The Nordic Palatinates lay open and ready for reading pleasure after she had made sure who was sitting at the piano.
She did not know the woman.
Léonard's urge for cigarettes had chased him out of the village and brought him back within half an hour. Fortunately, he could call a car his own.
With new strength in his lungs, he went straight back to the cemetery on his return. The gravedigger, a mason and gardener at the same time, was his only interlocutor. The gaunt, hunchbacked man had so many wrinkles on his face that Léonard was surprised they had not yet obscured his view. He watched him dig a new grave while he was still thinking about whether to speak to him or not.
Away from him, he sat on a bench and watched the ravens. There was only the name von Preuß. He pulled out a leather, purple notebook from his inside pocket and read through his notes. He didn't have many clues.
"Not exactly helpful..." he muttered bored after reading.
He marched to the gravedigger.
His look revealed that he was as much an outcast from Sehlingen as Léonard. His momentary mistrust vanished after he took two from the box and tucked one behind his right ear with a toothless smile.
"The fellow from the villa." he grinned, "What's someone like that got to do with me, eh?"
"I thought I could be of help to you."
The gravedigger wanted to laugh, but it was more of a cawing sound that he made.
"My boy, if you've been doing my job since you were little, you don't need any more help. I've buried people here before you were born. I know this cemetery like my home, I can tell by the smell of the earth when there are only bones left," he slowly bellowed.
Léonard looked around.
"I suppose you live just over the wall in that house there."
The old man croaked again and nodded.
"You are one to me. The lad from the villa and the old gravedigger."
Léonard smiled and handed him his lighter.
"You weren't here when the murder took place?"
"Har har har.
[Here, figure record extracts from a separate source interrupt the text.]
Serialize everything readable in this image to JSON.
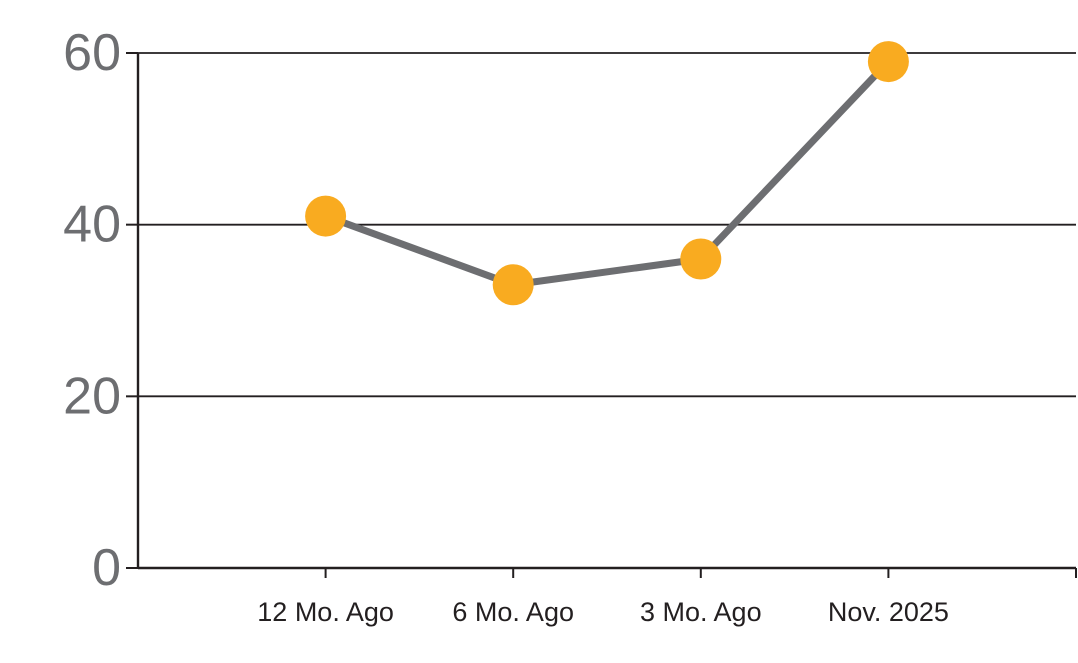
{
  "chart_data": {
    "type": "line",
    "title": "",
    "xlabel": "",
    "ylabel": "",
    "categories": [
      "12 Mo. Ago",
      "6 Mo. Ago",
      "3 Mo. Ago",
      "Nov. 2025"
    ],
    "values": [
      41,
      33,
      36,
      59
    ],
    "yticks": [
      0,
      20,
      40,
      60
    ],
    "ytick_labels": [
      "0",
      "20",
      "40",
      "60"
    ],
    "ylim": [
      0,
      60
    ],
    "grid": true,
    "legend": false,
    "marker": "circle",
    "colors": {
      "background": "#FFFFFF",
      "point_fill": "#F9AB20",
      "line_stroke": "#6D6E71",
      "grid_stroke": "#231F20",
      "axis_stroke": "#231F20",
      "ytick_label_color": "#6D6E71",
      "xtick_label_color": "#231F20"
    }
  }
}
I was a young boy then. I don't remember it," he returned. He inspected him from top to bottom.
"Too bad." said Léonard, "I thought I might be able to find out more from you."
"You've come to the wrong address; my father buried the poor souls. The priest himself asked for the suicide to be buried outside the walls. I would have done the same if they asked me. " he shared, casting a sombre glance at a birch tree on the field.
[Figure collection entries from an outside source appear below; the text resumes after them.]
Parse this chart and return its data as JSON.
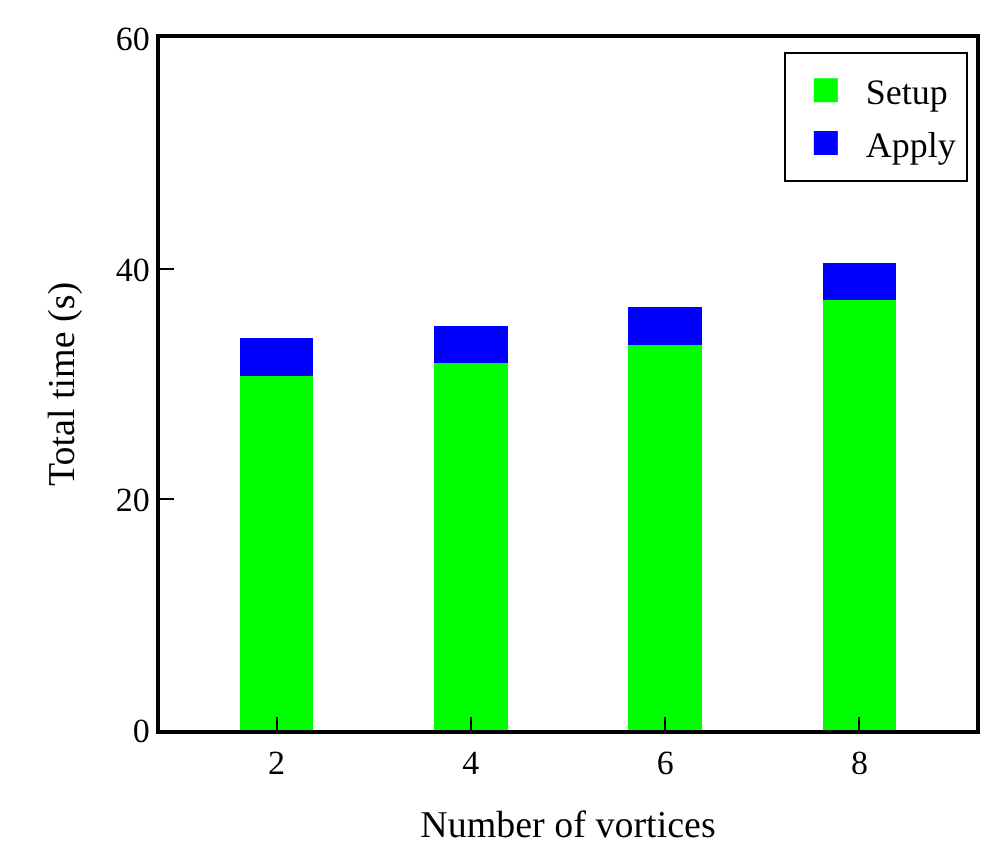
{
  "chart_data": {
    "type": "bar",
    "stacked": true,
    "xlabel": "Number of vortices",
    "ylabel": "Total time (s)",
    "categories": [
      "2",
      "4",
      "6",
      "8"
    ],
    "series": [
      {
        "name": "Setup",
        "color": "#00ff00",
        "values": [
          30.7,
          31.8,
          33.4,
          37.3
        ]
      },
      {
        "name": "Apply",
        "color": "#0000ff",
        "values": [
          3.3,
          3.2,
          3.3,
          3.2
        ]
      }
    ],
    "ylim": [
      0,
      60
    ],
    "yticks": [
      0,
      20,
      40,
      60
    ],
    "legend": "top right"
  }
}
"You wouldn't happen to know where his child lives?"
The gravedigger stared at him in confusion.
"Who do you mean? Friedrich or Wilhelm?"
"Friedrich," Léonard returned.
The old man turned to the houses and waved his cigarette.
"The forester lives in the Field Lane."
He turned back to Léonard and pointed to an unadorned courtyard behind his house on the slope of a hill.
"Back there. The cranky old man doesn't open the door for anyone. So, you can forget about a visit. Haven't seen him in years either, maybe he's long dead," he said laughing, "You didn't get that from me, alright? I don't want any more work, lad."
“Don´t worry, I won´t kill anyone, old man.”